Monday, June 13, 2011

Traveling in the Heat

It has been between 90 - 95 degrees for the last 18 days (there were only 4 last year) here in North Carolina and it isn't even summer yet.  Joy.

I have been out walking 3 days a week doing 5 to 8 miles.  I have tried to go to the pool on off days but I am frequently in recovery stage and don't make it.  Last week I made it one day and was able to swim 30 laps.  Yeaaaaaaaa

Now all I have to do is build till I can walk 15 miles a day going up and down.  I hope a year is enough time.

I have been reading as many Camino and AT books that I can find.  Lacking anyone to hike with or a group to interact with I am using the immersion into the printed word as my source of encouragement and support.

I have wanted to really know what it will be like to walk over the Pyrenees from the French side to the Spanish side.  It is the first day on the trail.  It is 25km, with adjustment for the hill it is 30km.  Now I figure that is about 20 miles with climb adjustment. 

I have been looking for people's responses to this experience but they have been on the lines of exhaustion, sore, tired as forms of description.  This doesn't tell me much as I am all of these when I return from my present walks.

I found this book written by Jane Christmas with a unique title "What The Psychic Told The Pilgrim" that intrigued me.  The title alone would have me read it just because I wanted to know what a psychic would tell her about a pilgrimage across Spain.  I loved the book.  She is so straight forward, tells it like it is, lets you know how she feels, type of person.  I love this because there is never any question what it is about when you are around her.  Life is so much easier this way.

She wrote an account of her trip up the Pyrenees that hit home.  It told me all I needed to know.  She gave just the right intensity so a person like me got the picture.  I could see her doing it as I read it.  I wish I could draw here as I would put in a pic of what I see in my minds eye.  Her description goes like this:

"Gather round boys and girls, while I tell you in the clearest, bluntest language what it's really like.  Crossing the Pyrenees is torture; imagine Hell under sunny skies.
 "Unbearable, brutal, wicked, hideous" doesn't describe it by half. Never has my body or my spirit been pushed or crushed so hard.  It was the sort of pain that makes you weep, except that you cannot weep, because crying requires energy and you have to conserve every drop for the next step.  At some point you're practically begging Death to wave his scythe over you and end the suffering.
The Camino is often described as a metaphorical journey through your lifetime.  If that's the case, then the section form Saint-Jean, over the Pyrenees, and into Roncesvalles is a metaphor for one's struggle through the birth canal.  No wonder we all emerge screaming.
 The Pyrenees were a staggering challenge to our little group.  Had one of us perished, it would not have surprised me.  We were in over our heads.  Several times during the climb I contemplated curling up into the fetal position by the side of the path just to rest........"

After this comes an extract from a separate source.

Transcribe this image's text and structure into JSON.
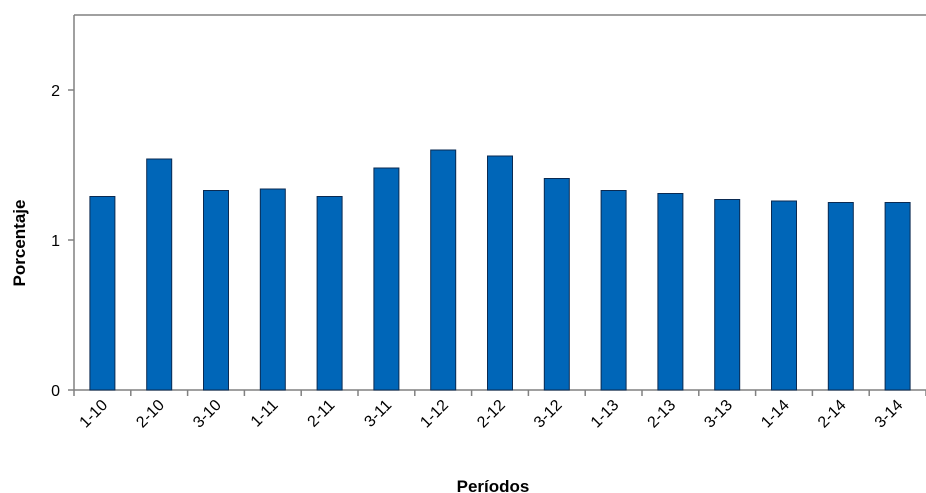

After reading this I realized I better get this big butt out the door and I better start pushing now if I am ever going to make it over the Pyrenees next year.

The end to one more day of movement designed to look like hiking, walking a real outdoorsy person.

It's June 13, 2011 and I have walked 40.15 miles so far this month - my goal is 70 a week before I leave for St Jean Pied de Port, France; my starting point.